EGF induces ErbB receptor phosphorylation. CWR22Rv1 (panel A) cells and (panel B) LNCaP cells were incubated in serum- free medium overnight then stimulated with 100 ng/ml EGF for 10 minutes at 37C. Cell lysates were prepared with protein A Sepharose beads in the absence (-) or presence of ErbB antibodies or PY20. The resultant immune complexes were fractionated by SDS-PAGE and Western-blotted.
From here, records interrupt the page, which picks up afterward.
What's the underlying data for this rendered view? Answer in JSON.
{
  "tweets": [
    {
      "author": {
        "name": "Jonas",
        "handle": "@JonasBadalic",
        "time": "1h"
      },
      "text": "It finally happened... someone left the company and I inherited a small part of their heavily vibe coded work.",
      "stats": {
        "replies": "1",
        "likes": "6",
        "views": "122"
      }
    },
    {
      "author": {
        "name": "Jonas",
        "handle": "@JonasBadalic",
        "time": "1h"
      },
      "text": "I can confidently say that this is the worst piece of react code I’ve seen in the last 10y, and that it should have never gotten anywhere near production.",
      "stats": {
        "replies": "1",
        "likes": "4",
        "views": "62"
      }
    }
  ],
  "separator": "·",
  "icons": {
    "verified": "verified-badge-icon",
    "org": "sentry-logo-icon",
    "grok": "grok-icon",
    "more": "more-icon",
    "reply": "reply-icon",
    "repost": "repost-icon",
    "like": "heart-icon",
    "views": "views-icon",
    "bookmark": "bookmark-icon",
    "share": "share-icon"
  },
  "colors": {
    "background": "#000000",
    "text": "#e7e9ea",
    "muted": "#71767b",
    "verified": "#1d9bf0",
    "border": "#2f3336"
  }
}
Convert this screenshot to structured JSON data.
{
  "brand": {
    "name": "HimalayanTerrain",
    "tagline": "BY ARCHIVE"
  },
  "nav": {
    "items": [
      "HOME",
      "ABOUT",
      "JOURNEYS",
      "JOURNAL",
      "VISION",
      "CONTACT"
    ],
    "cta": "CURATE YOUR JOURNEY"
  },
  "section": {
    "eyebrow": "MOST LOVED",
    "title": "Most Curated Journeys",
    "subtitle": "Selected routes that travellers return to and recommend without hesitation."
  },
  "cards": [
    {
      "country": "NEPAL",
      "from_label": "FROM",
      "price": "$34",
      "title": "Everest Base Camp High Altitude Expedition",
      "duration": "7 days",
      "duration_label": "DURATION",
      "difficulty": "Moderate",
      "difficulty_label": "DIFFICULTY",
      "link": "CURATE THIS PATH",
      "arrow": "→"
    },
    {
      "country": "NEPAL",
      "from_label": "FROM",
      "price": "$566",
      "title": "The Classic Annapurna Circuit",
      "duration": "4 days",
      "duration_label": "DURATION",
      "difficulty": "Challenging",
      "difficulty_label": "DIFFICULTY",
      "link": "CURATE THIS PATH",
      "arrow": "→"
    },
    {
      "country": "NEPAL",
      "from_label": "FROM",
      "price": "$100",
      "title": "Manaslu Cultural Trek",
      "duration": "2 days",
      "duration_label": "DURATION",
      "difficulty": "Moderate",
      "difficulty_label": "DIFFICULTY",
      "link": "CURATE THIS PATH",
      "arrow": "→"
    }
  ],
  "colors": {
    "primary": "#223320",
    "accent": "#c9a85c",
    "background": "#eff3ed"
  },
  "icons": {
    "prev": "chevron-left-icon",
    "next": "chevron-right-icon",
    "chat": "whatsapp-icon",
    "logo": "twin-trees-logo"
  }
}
The pattern of ErbB phosphorylation shown in CWR22Rv1 (panel A) was typical of that seen in other EGFR-expressing PC cell lines (except LNCaP cells).

Figure 5

EGF induces strong tyrosine phosphorylation in responsive prostatic cells. Panel A: Confluent cultures of prostatic cells were serum-starved overnight then incubated in the absence (-) or presence (+) of EGF (100 ng/ml) for 10 minutes before lysates were prepared. These were immunoprecipitated with antiphosphotyrosine antibody (PY20) and the resultant immune complexes were fractionated by SDS-PAGE and Western-blotted using the antiphosphotyrosine antibody (PY99), EGFR (panel B), and ErbB2 (panel C). Radiographs shown in panels B and C were scanned and digitalized to semiquantify EGFR and ErbB2 phosphorylation (panel D).

Figure 6

Expression of PI3K/Akt/PTEN in prostate cell lines. Protein lysates from an equal number of cells were fractionated by SDS-PAGE and Westernblotted with indicated antibodies. Proteins were visualized with HRP-labeled secondary antibody and ECL detection. Equal loading was confirmed by blotting for β-actin.

Figure 7

Inhibition of PI3K/Akt signals in prostate cell lines. Panels A and B: Indicated cells were serum-starved overnight then incubated with medium (-) or wortmannin (W) (50 nM) for 20 minutes followed by EGF (E) or EGF + more wortmannin (EW). Lysates from stimulated cells were included as a positive control (P). Panel C LNCaP cells were treated with indicated doses of LY294002 followed by EGF stimulation (10 ng/ml). Wortmannin and LY294002 reduced Akt phosphorylation but had no effect on total Akt expression levels. Panel D: PC cells were serum-starved overnight then incubated in the absence (-) or presence of 10 ng/ml EGF (E) for 10 minutes at 37C. Lysates were probed for phosphorylated Akt, phosphorylated MAPK/ERK, and β-actin as a loading control.